Am Ende kommt es hierauf jedoch nicht an. Denn in § 28 Abs. 3 BDSG findet sich eine besondere Regelung zur Nutzung von personenbezogenen Daten für Zwecke der Werbung. In diesen Fällen ist eine Rechtfertigung aufgrund erforderlicher Mittel zur Erfüllung eigener Geschäftszwecke oder wegen berechtigter Interessen gesperrt. Der Verlag bestritt allerdings, dass es sich bei der Opt-In-Abfrage um Werbung handelt, da diese keine unmittelbare Verkaufsförderungsmaßnahme darstellt. Sowohl das VG wie auch OVG nahmen dies zum Anlass, sich mit dem datenschutzrechtlichen Werbebegriff zu beschäftigen. Ohne Frage kamen beide Gerichte zu dem Ergebnis, dass es sich bei einer Opt-In-Abfrage um eine Form der Werbung handelt. Hieran lässt sich nicht wirklich zweifeln.

Es lässt sich allenfalls argumentieren, dass die Opt-In-Abfrage ein Annex zu der Zufriedenheitsbefragung ist. Ist die Zufriedenheitsbefragung zulässig, muss dies auch für einen bloßen Annex gelten, jedenfalls wenn dieser dezent gestaltet ist. Angesichts der gezielten Abfragen nach einem vorgegebenen Gesprächsleitfaden, überzeugt eine solche Argumentation in diesem Fall jedoch nicht.

Kein Listenprivileg
Eine Nutzung personenbezogener Daten zum Zwecke der Werbung bedarf der Einwilligung des Betroffenen (§ 28 Abs. 3 Satz 1 BDSG). Eine Ausnahme gilt nur für sogenannten Listendaten (§ 28 Abs. 3 Satz 1 BDSG). Die Nutzung von Listendaten für Werbezwecke kann auch ohne Einwilligung zulässig sein. Allerdings gehört die Telefonnummer nicht zu den Listendaten.

Anders stellt sich dies nur dar, wenn die Telefonnummer den Listendaten im Sinne von § 28. Abs. 3 Satz 3 BDSG hinzugespeichert wurde. Nach den Entscheidungstexten des VG und des OVG haben sich beide Gerichte mit dieser Frage jedoch nicht näher beschäftigt. Warum bleibt danach unklar.

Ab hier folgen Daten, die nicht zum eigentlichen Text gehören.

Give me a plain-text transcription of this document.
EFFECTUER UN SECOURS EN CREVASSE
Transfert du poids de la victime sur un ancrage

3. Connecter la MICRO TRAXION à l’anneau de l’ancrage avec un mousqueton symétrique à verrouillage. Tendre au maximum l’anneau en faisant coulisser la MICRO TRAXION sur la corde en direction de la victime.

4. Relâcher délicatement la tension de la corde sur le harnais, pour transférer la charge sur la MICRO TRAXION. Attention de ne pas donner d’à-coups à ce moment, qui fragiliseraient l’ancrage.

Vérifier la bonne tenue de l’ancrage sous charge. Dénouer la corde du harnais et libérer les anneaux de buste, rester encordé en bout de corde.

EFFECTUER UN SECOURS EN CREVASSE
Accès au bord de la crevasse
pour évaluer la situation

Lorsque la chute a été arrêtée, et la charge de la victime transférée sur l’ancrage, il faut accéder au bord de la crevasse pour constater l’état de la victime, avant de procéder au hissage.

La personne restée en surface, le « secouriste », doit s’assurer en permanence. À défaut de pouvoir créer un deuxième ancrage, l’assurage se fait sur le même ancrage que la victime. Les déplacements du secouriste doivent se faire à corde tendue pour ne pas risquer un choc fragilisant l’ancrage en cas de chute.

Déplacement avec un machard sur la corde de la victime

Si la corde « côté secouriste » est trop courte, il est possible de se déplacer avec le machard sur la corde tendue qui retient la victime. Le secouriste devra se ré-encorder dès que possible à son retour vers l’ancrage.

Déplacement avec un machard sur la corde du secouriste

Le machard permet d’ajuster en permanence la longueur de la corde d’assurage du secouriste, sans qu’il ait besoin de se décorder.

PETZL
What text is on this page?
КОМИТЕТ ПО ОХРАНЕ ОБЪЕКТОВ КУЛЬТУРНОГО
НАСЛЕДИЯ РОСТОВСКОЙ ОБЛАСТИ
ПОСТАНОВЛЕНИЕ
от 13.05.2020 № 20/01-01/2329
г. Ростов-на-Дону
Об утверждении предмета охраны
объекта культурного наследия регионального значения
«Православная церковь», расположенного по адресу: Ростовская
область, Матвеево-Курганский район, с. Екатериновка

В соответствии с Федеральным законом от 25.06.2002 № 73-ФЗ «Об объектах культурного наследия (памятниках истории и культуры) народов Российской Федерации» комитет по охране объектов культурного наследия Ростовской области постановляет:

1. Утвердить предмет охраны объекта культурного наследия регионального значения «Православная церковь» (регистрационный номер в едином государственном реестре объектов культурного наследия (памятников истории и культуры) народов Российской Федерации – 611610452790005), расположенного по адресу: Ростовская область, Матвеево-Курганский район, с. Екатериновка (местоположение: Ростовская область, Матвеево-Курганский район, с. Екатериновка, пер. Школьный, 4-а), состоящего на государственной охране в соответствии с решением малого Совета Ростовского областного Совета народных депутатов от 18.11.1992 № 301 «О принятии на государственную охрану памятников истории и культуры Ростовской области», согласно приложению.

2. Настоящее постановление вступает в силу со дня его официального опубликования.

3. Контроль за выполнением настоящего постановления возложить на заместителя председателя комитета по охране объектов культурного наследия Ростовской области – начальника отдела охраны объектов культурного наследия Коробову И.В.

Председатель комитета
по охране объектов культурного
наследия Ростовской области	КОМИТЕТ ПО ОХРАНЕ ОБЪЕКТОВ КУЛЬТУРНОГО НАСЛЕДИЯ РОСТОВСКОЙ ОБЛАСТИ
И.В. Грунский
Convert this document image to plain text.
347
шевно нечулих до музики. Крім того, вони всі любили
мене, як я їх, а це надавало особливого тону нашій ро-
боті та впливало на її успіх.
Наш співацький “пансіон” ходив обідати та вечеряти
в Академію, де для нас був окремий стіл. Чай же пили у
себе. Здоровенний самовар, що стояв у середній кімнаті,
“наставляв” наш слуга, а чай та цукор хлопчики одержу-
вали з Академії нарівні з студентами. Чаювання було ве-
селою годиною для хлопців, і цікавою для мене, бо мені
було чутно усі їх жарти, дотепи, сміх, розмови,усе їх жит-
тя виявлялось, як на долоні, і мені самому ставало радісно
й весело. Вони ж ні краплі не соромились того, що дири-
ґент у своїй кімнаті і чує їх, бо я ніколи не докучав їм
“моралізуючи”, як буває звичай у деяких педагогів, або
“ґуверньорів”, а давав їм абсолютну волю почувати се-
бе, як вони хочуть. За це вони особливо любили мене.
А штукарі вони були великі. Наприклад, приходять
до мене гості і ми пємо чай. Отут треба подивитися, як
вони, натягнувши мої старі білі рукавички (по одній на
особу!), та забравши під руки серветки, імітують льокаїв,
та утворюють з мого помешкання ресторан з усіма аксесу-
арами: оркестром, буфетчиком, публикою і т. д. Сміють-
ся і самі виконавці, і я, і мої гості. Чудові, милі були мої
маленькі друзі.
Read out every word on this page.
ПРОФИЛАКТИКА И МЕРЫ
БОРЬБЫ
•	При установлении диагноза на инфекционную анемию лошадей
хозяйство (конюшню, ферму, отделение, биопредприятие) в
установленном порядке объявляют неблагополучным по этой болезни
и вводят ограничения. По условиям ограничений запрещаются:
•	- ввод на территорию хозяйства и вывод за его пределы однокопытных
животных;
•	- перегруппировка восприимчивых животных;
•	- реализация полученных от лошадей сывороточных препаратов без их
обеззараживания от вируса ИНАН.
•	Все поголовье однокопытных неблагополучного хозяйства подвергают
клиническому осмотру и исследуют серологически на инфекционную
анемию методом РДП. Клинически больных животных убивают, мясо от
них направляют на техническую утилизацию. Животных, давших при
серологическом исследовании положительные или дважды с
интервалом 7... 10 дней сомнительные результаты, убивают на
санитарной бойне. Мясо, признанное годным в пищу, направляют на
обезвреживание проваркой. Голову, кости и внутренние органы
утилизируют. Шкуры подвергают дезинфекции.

Jedenfalls erschließt sich der Inhalt der Norm nicht ohne weiteres, auch nach mehrmaligem Lesen, und lässt einige Fragen offen. Naturgemäß führt dies unter Juristen zu verschiedensten Ansichten bezüglich der einzelnen Voraussetzungen für eine zulässige Nutzung. In jedem Fall muss die Erhebung der Telefonnummer schon datenschutzrechtlich zulässig gewesen sein.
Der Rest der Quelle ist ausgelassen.